Türkiye’de başkanlık sistemi tartışması devamlı "Erdoğan’a evet" veya "Erdoğan’a hayır" zemininde tartışıldı, tartışılıyor. Şimdi bir sürece girdik. Bu söylediğinizin dışında bir başkanlık sistemi tartışması mümkün mü?
Bunun dışına çıkılıp çıkılmayacağı AK Parti’nin durumu nasıl idare edeceği ile ilgili. Çünkü bugün AK Parti’de, Başbakan’ın da, en basit parti teşkilâtı üyesinin de başkanlığın içeriğine dair hiç bir bilgisi yok. Destekliyorlar çünkü Erdoğan’ı başkan olarak görmek istiyorlar. Karşı çıkan da neye karşı çıktığını bilmiyor, "Erdoğan zaten diktatör, diktatörlüğünü pekiştirecek" diye karşı çıkıyor.
Bu yaklaşımların dışına çıkması zor değil mi?
Evet zor fakat bugün Devlet Bahçeli’nin konuyu kamuoyunun dikkatine açmasıyla birlikte aslında Türkiye’nin önüne bir fırsat da geldi. Türkiye ilk kez sistemi tartışabilir. AK Parti’nin önce kendi seçmenlerine ve siyasetçilerine konuyu tam olarak anlatabilmesi gerekiyor. Sadece Cuhurbaşkanı ve etrafı bilgi sahibi olduğu sürece tartışma Erdoğan’a destek ve karşıtlık olarak kalacak. Bugün konu Erdoğan üzerinden tartışıldığında destek yüzde 40 ile 45 arasında. Oysa bugün Erdoğan’ı lider olarak görenlerin oranı yüzde 70’lerde. Dolayısıyla buradan oy alabilmek ancak sistem tartışmasını açmakla mümkün. Yine 15 Temmuz öncesindeki gibi ele almak AK Parti açısından mantıklı değil. AK Parti sistemi tartıştırırsa, konunun Erdoğan sonrası için de önemli olduğuna kamuoyunu ikna ederse Cumhurbaşkanlığı seçiminden daha yüksek bir oranda başkanlık referandumu sonuçlanabilir. Çünkü 15 Temmuz öncesinde AK Parti içinde de Başkanlık sistemine karşı ciddi bir kitle vardı, şimdi bunlar blok olarak evet diyecek. Sistem iyi anlatılırsa bahsettiğim gri alandan da destek gelir ve referandumdan evet çıkabilir.

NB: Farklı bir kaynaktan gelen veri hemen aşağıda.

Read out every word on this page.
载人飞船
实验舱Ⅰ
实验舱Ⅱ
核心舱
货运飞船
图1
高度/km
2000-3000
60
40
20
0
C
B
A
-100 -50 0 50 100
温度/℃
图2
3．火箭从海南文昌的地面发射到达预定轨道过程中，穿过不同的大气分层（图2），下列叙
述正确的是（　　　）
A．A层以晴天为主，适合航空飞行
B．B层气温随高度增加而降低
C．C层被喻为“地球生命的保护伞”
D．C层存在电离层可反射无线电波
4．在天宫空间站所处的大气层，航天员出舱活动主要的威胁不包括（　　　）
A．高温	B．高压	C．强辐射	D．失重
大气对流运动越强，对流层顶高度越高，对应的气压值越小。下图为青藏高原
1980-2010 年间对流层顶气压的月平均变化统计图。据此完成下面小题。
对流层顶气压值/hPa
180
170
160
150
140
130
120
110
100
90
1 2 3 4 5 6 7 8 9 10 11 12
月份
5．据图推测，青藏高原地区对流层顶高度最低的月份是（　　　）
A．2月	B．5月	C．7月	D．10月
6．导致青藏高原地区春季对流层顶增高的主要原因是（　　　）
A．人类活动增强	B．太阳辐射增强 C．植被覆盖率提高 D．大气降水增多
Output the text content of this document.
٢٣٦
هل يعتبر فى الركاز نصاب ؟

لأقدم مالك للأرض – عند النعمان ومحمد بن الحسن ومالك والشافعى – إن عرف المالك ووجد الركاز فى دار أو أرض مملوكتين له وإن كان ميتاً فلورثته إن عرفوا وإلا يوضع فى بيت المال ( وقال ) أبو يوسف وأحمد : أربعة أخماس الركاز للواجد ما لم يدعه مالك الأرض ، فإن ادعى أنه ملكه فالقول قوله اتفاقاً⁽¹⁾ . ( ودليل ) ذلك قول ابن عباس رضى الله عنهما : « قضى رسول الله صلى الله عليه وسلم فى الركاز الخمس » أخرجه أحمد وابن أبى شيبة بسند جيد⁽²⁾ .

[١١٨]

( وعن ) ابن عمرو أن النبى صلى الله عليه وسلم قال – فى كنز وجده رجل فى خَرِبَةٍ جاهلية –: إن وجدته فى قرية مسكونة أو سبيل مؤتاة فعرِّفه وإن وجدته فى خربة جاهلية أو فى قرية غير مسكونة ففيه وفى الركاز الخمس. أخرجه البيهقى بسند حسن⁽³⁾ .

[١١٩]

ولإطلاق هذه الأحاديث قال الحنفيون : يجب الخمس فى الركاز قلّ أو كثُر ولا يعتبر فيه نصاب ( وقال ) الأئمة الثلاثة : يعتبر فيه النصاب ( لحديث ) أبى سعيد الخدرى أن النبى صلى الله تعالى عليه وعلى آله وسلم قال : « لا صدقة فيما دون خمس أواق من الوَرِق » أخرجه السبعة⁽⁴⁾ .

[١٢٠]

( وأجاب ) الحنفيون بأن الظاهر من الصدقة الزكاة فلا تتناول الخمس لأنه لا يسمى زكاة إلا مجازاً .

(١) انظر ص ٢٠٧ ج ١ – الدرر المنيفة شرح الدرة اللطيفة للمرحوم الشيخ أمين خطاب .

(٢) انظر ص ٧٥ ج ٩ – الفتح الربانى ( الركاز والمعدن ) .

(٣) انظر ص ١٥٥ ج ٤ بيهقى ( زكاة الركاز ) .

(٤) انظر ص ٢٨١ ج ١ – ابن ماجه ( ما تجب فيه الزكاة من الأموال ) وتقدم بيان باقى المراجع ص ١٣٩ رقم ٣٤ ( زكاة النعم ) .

1 Kasım seçimleri sonrasında yaptığımız mülâkatta başkanlık sistemine onayın yüzde 35 olduğundan bahsetmiştiniz. Bu konu üzerine sık sık araştırmalar yaptığınızı biliyorum. 15 Temmuz sonrası verileri ne diyor?
15 Temmuz sonrasında başkanlığa destek yüzde 40’ın üzerine çıktı. 15 Temmuz öncesinde araştırmalarımızda hep başkanlığa karşı olanların oranı taraftar olanlardan fazlaydı. Bu durum ilk defa değişti. 15 Temmuz öncesinde başkanlığa destek oranı 35-40 bandında seyrederken karşıtlık oranı yüzde 55-60 bandında seyrediyordu. Arada yani benim gri alan olarak tariflediğim yerde kalanların oranı çok düşüktü. Bugünse destek oranı çok büyük bir artış göstermese de karşıtlık oranında ciddi bir düşüş var. Başkanlığa destek oranı yüzde 42 civarında gözüküyor şu anda. Karşıtlık oranı ise yüzde 38-40 bandında. İlk kez başkanlığa olan destek, karşı çıkanların önüne geçti. Arada yüzde 10’luk gri alandaki seçmen belirleyici olacak. Fikri olmayanlar yüzde hesabına konmuyor, zira onların seçime katılmayacağı öngörülüyor. Bu durumda yüzde 10 civarı henüz kararını vermeyen seçmen var. Bu seçmen ikna edilmeyi bekliyor. Kararsızları dağıttığımızda başkanlık sistemi referandumu ucu ucuna geçiyor gibi gözüküyor.